Some 48 warships, 76 fighter jets, and more than 10,000 navy personnel took part in the drill at an undisclosed location, said China Military, a newspaper affiliated to the People's Liberation Army.
Beijing asserts sovereignty over almost all of the resource-rich South China Sea despite rival claims from several of its Southeast Asian neighbours.
China regularly protests when US warships' carry out "freedom of navigation" operations near its islands.
Xi's visit came as China announced plans to hold live-fire naval drills next week in the narrow strait separating the mainland from Taiwan, an act that could ratchet up tensions with the island.

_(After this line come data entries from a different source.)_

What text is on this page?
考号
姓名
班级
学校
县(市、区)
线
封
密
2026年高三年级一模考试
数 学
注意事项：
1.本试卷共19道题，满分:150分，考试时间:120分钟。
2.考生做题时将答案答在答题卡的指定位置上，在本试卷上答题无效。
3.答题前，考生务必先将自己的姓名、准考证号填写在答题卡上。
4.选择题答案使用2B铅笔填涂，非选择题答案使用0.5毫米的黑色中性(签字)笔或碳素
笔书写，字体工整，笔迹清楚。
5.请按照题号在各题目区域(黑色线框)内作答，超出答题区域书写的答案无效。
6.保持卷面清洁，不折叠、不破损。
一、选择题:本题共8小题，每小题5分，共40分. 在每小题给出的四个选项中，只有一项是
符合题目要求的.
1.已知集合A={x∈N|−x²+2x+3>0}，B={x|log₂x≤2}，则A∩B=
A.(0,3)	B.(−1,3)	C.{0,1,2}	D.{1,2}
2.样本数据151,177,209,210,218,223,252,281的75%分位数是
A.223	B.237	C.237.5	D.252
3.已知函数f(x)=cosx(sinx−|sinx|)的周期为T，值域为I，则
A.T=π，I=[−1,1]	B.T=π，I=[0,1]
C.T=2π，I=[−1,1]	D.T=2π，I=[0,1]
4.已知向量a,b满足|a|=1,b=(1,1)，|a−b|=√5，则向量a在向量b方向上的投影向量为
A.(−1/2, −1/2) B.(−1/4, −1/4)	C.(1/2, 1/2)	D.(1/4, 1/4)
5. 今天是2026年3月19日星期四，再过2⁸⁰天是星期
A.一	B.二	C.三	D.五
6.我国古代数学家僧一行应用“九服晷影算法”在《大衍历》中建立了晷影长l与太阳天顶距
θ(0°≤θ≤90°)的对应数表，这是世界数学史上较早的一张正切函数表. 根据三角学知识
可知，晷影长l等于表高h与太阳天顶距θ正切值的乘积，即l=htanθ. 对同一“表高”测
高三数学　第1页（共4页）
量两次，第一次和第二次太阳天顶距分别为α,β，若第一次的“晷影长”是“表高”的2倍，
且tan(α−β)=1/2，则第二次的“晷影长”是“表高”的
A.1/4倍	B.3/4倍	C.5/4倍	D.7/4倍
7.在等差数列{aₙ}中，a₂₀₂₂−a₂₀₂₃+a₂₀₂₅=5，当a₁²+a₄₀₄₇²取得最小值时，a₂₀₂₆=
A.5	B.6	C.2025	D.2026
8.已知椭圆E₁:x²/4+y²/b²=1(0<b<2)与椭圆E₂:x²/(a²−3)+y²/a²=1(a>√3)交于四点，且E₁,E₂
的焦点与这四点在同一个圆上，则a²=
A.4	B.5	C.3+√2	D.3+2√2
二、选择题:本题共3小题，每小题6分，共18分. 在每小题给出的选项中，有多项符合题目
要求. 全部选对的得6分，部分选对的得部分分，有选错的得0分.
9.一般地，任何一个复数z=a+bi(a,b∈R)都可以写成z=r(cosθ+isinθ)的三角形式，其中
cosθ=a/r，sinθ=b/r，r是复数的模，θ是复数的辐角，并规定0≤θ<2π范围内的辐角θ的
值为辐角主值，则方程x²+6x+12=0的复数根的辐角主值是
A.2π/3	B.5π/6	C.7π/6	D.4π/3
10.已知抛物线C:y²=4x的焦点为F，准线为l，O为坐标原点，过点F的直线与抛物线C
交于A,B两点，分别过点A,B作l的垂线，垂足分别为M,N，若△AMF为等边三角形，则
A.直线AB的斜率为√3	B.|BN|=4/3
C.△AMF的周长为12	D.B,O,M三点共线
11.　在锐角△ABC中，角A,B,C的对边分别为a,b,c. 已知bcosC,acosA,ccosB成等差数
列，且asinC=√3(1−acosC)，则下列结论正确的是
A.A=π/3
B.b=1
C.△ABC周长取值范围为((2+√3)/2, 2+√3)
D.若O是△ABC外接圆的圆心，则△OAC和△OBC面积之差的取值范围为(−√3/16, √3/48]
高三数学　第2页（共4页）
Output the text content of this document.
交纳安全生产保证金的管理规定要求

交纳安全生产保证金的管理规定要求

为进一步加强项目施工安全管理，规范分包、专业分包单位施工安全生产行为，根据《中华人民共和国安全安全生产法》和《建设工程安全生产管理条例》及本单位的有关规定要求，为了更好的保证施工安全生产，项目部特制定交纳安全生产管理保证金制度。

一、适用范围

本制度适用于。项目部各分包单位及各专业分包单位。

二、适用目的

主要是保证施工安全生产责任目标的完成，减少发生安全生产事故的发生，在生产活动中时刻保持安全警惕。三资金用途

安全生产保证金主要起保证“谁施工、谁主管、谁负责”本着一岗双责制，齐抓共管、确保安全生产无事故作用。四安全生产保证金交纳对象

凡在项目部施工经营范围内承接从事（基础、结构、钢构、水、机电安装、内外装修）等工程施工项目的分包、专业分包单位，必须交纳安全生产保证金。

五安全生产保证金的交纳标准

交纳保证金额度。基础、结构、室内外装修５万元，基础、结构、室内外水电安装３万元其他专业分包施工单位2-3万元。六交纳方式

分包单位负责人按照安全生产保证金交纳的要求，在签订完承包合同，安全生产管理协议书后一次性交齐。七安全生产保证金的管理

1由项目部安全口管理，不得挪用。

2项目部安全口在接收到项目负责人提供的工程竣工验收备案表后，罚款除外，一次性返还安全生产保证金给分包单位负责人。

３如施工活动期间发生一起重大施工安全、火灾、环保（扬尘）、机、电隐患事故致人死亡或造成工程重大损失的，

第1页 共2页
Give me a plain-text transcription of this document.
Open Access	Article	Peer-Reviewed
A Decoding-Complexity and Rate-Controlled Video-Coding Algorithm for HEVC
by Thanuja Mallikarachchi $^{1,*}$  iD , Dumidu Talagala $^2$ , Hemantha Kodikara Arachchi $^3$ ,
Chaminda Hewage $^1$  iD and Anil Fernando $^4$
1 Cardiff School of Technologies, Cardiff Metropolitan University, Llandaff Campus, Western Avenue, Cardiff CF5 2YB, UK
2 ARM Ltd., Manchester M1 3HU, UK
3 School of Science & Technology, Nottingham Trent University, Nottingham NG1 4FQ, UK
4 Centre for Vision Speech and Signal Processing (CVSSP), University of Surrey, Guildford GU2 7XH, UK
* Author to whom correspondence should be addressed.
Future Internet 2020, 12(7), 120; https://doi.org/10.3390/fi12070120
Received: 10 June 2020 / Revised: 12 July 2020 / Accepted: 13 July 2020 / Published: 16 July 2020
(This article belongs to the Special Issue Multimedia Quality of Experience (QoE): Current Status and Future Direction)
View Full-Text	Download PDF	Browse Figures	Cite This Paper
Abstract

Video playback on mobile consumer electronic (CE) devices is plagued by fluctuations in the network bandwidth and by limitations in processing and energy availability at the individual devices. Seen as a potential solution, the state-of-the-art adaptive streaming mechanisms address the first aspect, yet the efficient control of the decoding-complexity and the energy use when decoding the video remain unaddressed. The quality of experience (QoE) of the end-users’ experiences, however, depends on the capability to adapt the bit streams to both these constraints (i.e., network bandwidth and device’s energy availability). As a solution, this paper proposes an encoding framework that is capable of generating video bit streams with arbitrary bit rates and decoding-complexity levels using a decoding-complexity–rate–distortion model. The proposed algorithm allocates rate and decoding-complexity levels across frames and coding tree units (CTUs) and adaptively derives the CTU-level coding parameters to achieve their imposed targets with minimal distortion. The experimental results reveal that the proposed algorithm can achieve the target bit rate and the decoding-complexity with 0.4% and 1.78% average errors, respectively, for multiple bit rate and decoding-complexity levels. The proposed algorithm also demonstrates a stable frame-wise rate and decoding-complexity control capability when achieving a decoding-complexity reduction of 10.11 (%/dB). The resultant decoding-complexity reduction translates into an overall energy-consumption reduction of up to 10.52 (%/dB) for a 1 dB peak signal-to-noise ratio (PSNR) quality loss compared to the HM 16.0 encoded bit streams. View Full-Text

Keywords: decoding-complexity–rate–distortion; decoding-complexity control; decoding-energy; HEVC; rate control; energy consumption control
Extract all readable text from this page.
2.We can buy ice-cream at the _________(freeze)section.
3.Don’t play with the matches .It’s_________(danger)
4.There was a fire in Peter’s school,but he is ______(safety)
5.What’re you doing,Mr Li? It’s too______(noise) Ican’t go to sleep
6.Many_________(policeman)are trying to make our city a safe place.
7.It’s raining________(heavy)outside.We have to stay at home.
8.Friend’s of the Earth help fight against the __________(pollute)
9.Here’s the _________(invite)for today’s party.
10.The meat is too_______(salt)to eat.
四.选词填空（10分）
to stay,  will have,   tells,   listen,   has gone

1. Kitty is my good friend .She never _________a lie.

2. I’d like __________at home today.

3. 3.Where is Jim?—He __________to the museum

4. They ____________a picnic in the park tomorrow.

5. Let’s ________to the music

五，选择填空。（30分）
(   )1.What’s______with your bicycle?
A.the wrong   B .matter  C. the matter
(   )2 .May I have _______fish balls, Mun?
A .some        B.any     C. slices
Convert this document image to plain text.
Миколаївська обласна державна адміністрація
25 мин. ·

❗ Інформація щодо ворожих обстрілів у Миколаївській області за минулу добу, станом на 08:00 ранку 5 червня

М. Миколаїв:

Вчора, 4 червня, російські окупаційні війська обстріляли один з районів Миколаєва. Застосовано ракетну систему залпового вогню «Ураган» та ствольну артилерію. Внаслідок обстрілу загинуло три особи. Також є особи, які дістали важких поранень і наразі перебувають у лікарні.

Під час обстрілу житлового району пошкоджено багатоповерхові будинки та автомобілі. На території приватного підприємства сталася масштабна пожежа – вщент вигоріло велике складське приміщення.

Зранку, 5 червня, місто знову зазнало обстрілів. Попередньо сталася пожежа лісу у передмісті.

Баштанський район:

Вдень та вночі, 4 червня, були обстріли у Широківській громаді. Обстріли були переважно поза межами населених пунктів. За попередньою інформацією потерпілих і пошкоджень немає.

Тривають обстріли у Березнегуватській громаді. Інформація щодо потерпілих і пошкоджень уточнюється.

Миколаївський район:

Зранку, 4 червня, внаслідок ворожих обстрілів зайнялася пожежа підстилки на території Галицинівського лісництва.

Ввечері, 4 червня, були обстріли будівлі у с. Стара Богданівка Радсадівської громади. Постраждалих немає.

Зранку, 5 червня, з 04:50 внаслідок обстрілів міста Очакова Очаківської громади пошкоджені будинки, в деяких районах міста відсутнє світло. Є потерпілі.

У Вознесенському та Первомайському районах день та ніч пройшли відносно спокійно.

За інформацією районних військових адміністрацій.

"Live-fire military manoeuvres will take place... in the Taiwan Strait on (Wednesday) April 18, 2018 between 8am and midnight," the maritime safety administration of Fujian, the province that lies opposite Taiwan, said in a statement.
China, which regards self-ruled Taiwan as its territory -- to be reunited by force if necessary -- has stepped up air and naval patrols around the island since Beijing-sceptic President Tsai Ing-wen came to power in May 2016.
She refuses publicly to accept the "One China" formula agreed between Beijing and Taiwan's previous government.
Chinese warplanes conducted 25 drills around Taiwan between August 2016 and mid-December last year, according to Taipei.
The Liaoning and other vessels passed through the Taiwan Strait on March 20 -- the day Xi warned against any attempts to divide China.
Taiwan's defence ministry said it would keep a close eye on the upcoming exercise.
"The defence ministry stresses that the military can comprehensively monitor and respond to the regional situation to ensure national security. We ask the public to rest assured," it said in a statement.